Gangs stealing meat from supermarkets are re-selling it to restaurants and dairies and on Facebook, a crime prevention company says.
All Silver Fern Farms meat were temporarily removed from an Auckland supermarket after the product was targeted by thieves.
Countdown at Sylvia Park put up a sign earlier this week telling its customers that Silver Fern products have been removed from the shelf and would only available by requested "due to high theft activity".
However, Countdown said the products were now back on the shelves.
"There was a one off incident in this store, where some Silver Fern Farms products were stolen. While the store investigated it, the products were temporarily taken off shelf. They have since been returned to the shelf, and are available for our customers," a Countdown spokesperson said.
Corned beef had also been taken off the shelves at rival Pak'nSave at Sylvia Park because it was being stolen.
"Meat, like any other high value product, is targeted by shoplifters across our stores.
"Corned beef has been targeted by thieves in the past, but the team at Pak'nSave Sylvia Park say this is not an issue at present and the product is on the shelf as normal," Foodstuffs spokeswoman Antoinette Laird said.

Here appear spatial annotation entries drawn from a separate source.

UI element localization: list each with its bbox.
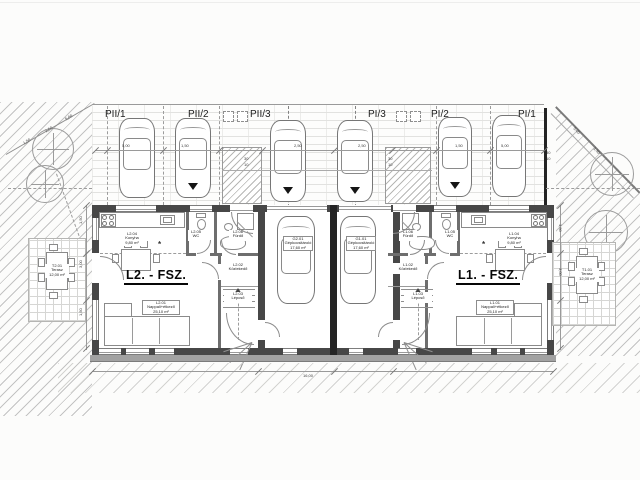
window bbox=[155, 348, 174, 355]
terrace-door-opening-l2 bbox=[92, 253, 99, 283]
dim-label: 2,50 bbox=[294, 143, 302, 148]
chair bbox=[49, 292, 58, 299]
entry-walkway-left bbox=[222, 147, 262, 204]
party-wall-center bbox=[330, 205, 337, 355]
door-threshold bbox=[230, 210, 253, 211]
terrace-label-t1: T1.01 Terasz 12,00 m² bbox=[575, 268, 599, 282]
partition bbox=[218, 256, 221, 264]
lamp-symbol: * bbox=[482, 241, 485, 249]
window bbox=[116, 205, 156, 212]
chair bbox=[579, 248, 588, 255]
dim-label: 3,00 bbox=[558, 268, 563, 276]
window bbox=[92, 218, 99, 240]
stove-burner bbox=[533, 221, 538, 226]
window bbox=[283, 348, 297, 355]
room-label-hall-l1: L1.02 Közlekedő bbox=[392, 263, 424, 274]
room-name: Közlekedő bbox=[392, 267, 424, 271]
partition bbox=[214, 212, 217, 253]
dim-label: 2,50 bbox=[358, 143, 366, 148]
direction-arrow-icon bbox=[283, 187, 293, 194]
parking-bay-divider bbox=[490, 106, 491, 205]
paving-marker bbox=[223, 111, 234, 122]
stove-burner bbox=[109, 221, 114, 226]
direction-arrow-icon bbox=[188, 183, 198, 190]
dim-label: 1,50 bbox=[558, 224, 563, 232]
parking-bay-divider bbox=[219, 106, 220, 205]
room-label-kitchen-l1: L1.04 Konyha 9,80 m² bbox=[499, 232, 529, 246]
car-topview bbox=[492, 115, 526, 197]
car-windshield bbox=[342, 129, 368, 135]
room-name: WC bbox=[442, 234, 458, 238]
toilet-tank bbox=[196, 213, 206, 218]
room-area: 25,10 m² bbox=[477, 310, 513, 314]
stove-burner bbox=[109, 215, 114, 220]
room-label-living-l2: L2.01 Nappali+étkező 25,10 m² bbox=[142, 300, 180, 315]
dim-label: 1,50 bbox=[455, 143, 463, 148]
car-topview bbox=[337, 120, 373, 202]
sofa-cushion-line bbox=[511, 318, 512, 344]
car-topview-garage bbox=[340, 216, 376, 304]
room-area: 9,80 m² bbox=[499, 241, 529, 245]
boundary-wall-right bbox=[544, 108, 547, 205]
sofa-cushion-line bbox=[132, 318, 133, 344]
room-label-kitchen-l2: L2.04 Konyha 9,80 m² bbox=[117, 232, 147, 246]
parking-space-label-pi2: PI/2 bbox=[431, 109, 449, 120]
window bbox=[472, 348, 491, 355]
chair bbox=[153, 254, 160, 263]
window bbox=[547, 218, 554, 240]
parking-space-label-pii3: PII/3 bbox=[250, 109, 271, 120]
unit-label-l1: L1. - FSZ. bbox=[456, 268, 520, 285]
window bbox=[497, 348, 520, 355]
partition bbox=[425, 256, 428, 264]
dim-label: 1,50 bbox=[78, 216, 83, 224]
paving-marker bbox=[396, 111, 407, 122]
car-windshield bbox=[345, 226, 371, 233]
driveway-top-edge bbox=[92, 104, 544, 105]
terrain-hatch-bottom bbox=[58, 363, 640, 393]
kitchen-sink-basin bbox=[474, 217, 483, 223]
dim-chain-bottom bbox=[92, 371, 554, 372]
room-area: 17,60 m² bbox=[284, 246, 312, 250]
room-area: 9,80 m² bbox=[117, 241, 147, 245]
room-name: Fürdő bbox=[229, 234, 247, 238]
garage-side-door-opening bbox=[393, 320, 400, 340]
room-area: 25,10 m² bbox=[143, 310, 179, 314]
car-topview bbox=[438, 117, 472, 197]
partition bbox=[186, 253, 196, 256]
paving-marker bbox=[410, 111, 421, 122]
sofa-body bbox=[456, 316, 542, 346]
room-area: 12,00 m² bbox=[45, 273, 69, 277]
partition bbox=[388, 253, 408, 256]
parking-bay-divider bbox=[163, 106, 164, 205]
floor-plan-canvas: 1,50 1,50 5,00 5,00 1,50 30 10 PII/1 PII… bbox=[0, 0, 640, 480]
car-topview bbox=[119, 118, 155, 198]
car-cabin bbox=[496, 135, 522, 169]
tree-icon bbox=[590, 152, 634, 196]
chair bbox=[568, 277, 575, 286]
chair bbox=[68, 258, 75, 267]
parking-space-label-pii1: PII/1 bbox=[105, 109, 126, 120]
chair bbox=[579, 296, 588, 303]
tree-icon bbox=[32, 128, 74, 170]
room-name: Lépcső bbox=[224, 296, 252, 300]
setback-dashed-line bbox=[546, 188, 640, 189]
sofa-cushion-line bbox=[484, 318, 485, 344]
partition bbox=[218, 280, 221, 348]
car-cabin bbox=[442, 137, 468, 170]
room-label-stairs-l1: L1.03 Lépcső bbox=[404, 292, 432, 303]
car-windshield bbox=[275, 129, 301, 135]
window bbox=[190, 205, 212, 212]
footing-strip bbox=[90, 355, 556, 362]
garage-side-door-opening bbox=[258, 320, 265, 340]
partition bbox=[238, 253, 258, 256]
chair bbox=[598, 277, 605, 286]
car-topview bbox=[175, 118, 211, 198]
chair bbox=[38, 273, 45, 282]
car-topview bbox=[270, 120, 306, 202]
dim-label: 10 bbox=[388, 162, 392, 167]
dim-label: 30 bbox=[388, 156, 392, 161]
driveway-paving bbox=[92, 104, 544, 205]
dim-label: 10 bbox=[244, 162, 248, 167]
lamp-symbol: * bbox=[158, 241, 161, 249]
room-label-living-l1: L1.01 Nappali+étkező 25,10 m² bbox=[476, 300, 514, 315]
parking-bay-divider bbox=[436, 106, 437, 205]
toilet-tank bbox=[441, 213, 451, 218]
room-area: 12,00 m² bbox=[575, 277, 599, 281]
car-windshield bbox=[497, 124, 521, 130]
parking-space-label-pii2: PII/2 bbox=[188, 109, 209, 120]
dim-chain-left bbox=[86, 205, 87, 350]
window bbox=[349, 348, 363, 355]
stair-guard-line bbox=[388, 286, 425, 287]
car-topview-garage bbox=[277, 216, 315, 304]
direction-arrow-icon bbox=[450, 182, 460, 189]
chair bbox=[68, 273, 75, 282]
partition bbox=[450, 253, 460, 256]
car-windshield bbox=[124, 127, 150, 133]
car-windshield bbox=[180, 127, 206, 133]
dim-label: 5,00 bbox=[501, 143, 509, 148]
chair bbox=[598, 262, 605, 271]
garage-door-leaf bbox=[339, 209, 391, 210]
car-windshield bbox=[443, 126, 467, 132]
window bbox=[489, 205, 529, 212]
room-name: WC bbox=[188, 234, 204, 238]
direction-arrow-icon bbox=[350, 187, 360, 194]
sofa-body bbox=[104, 316, 190, 346]
unit-label-l2: L2. - FSZ. bbox=[124, 268, 188, 285]
dim-label: 1,50 bbox=[181, 143, 189, 148]
terrace-label-t2: T2.01 Terasz 12,00 m² bbox=[45, 264, 69, 278]
stove-burner bbox=[102, 215, 107, 220]
dim-label: 1,50 bbox=[78, 308, 83, 316]
chair bbox=[38, 258, 45, 267]
dim-chain-parking-2 bbox=[222, 170, 432, 171]
room-name: Lépcső bbox=[404, 296, 432, 300]
window bbox=[99, 348, 121, 355]
car-windshield bbox=[282, 226, 310, 233]
chair bbox=[49, 244, 58, 251]
stove-burner bbox=[102, 221, 107, 226]
scan-artifact-line bbox=[0, 2, 640, 3]
stove-burner bbox=[539, 215, 544, 220]
door-threshold bbox=[393, 210, 416, 211]
stair-guard-line bbox=[221, 286, 258, 287]
room-label-garage-g1: G1.01 Gépkocsitároló 17,60 m² bbox=[346, 236, 376, 251]
window bbox=[525, 348, 547, 355]
garage-door-leaf bbox=[267, 206, 327, 207]
room-name: Fürdő bbox=[399, 234, 417, 238]
dim-label: 30 bbox=[244, 156, 248, 161]
kitchen-sink-basin bbox=[163, 217, 172, 223]
dim-label: 16,00 bbox=[303, 373, 313, 378]
garage-door-leaf bbox=[267, 209, 327, 210]
dim-label: 3,00 bbox=[78, 260, 83, 268]
dim-label: 5,00 bbox=[122, 143, 130, 148]
sofa-cushion-line bbox=[159, 318, 160, 344]
stove-burner bbox=[533, 215, 538, 220]
chair bbox=[486, 254, 493, 263]
window bbox=[434, 205, 456, 212]
chair bbox=[568, 262, 575, 271]
window bbox=[126, 348, 149, 355]
setback-dashed-line bbox=[8, 188, 92, 189]
room-area: 17,60 m² bbox=[347, 246, 375, 250]
tree-icon bbox=[26, 165, 64, 203]
room-name: Közlekedő bbox=[222, 267, 254, 271]
stove-burner bbox=[539, 221, 544, 226]
room-label-hall-l2: L2.02 Közlekedő bbox=[222, 263, 254, 274]
parking-space-label-pi1: PI/1 bbox=[518, 109, 536, 120]
window bbox=[92, 300, 99, 340]
paving-marker bbox=[237, 111, 248, 122]
parking-bay-divider bbox=[107, 106, 108, 205]
garage-door-leaf bbox=[339, 206, 391, 207]
parking-space-label-pi3: PI/3 bbox=[368, 109, 386, 120]
room-label-garage-g2: G2.01 Gépkocsitároló 17,60 m² bbox=[283, 236, 313, 251]
room-label-stairs-l2: L2.03 Lépcső bbox=[224, 292, 252, 303]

Silver Fern Farms declined to be interviewed but said the Sylvia Park theft was a one-off and "had very little impact".
Meat is one of the most stolen items in grocery stores and it was being stolen by organised crime groups, crime prevention software company Auror said.
"The theft of meat comes in quite high quantities. It's not for feeding, it's for on-selling quickly on black markets," Auror chief executive Phil Thomson said.
Stolen meat was being sold to restaurants, pubs and dairies as well as on social media channels such as Facebook, he said.
"We're seeing it happen right across the country," he said.
Retail New Zealand figures show about $2 million worth of products were stolen from retailers each day.
Beef and Lamb chief executive Rod Slater said meat theft had always been a problem.
"I remember chasing people who had slipped meat in their bags down the road when I used to be a butcher," he said.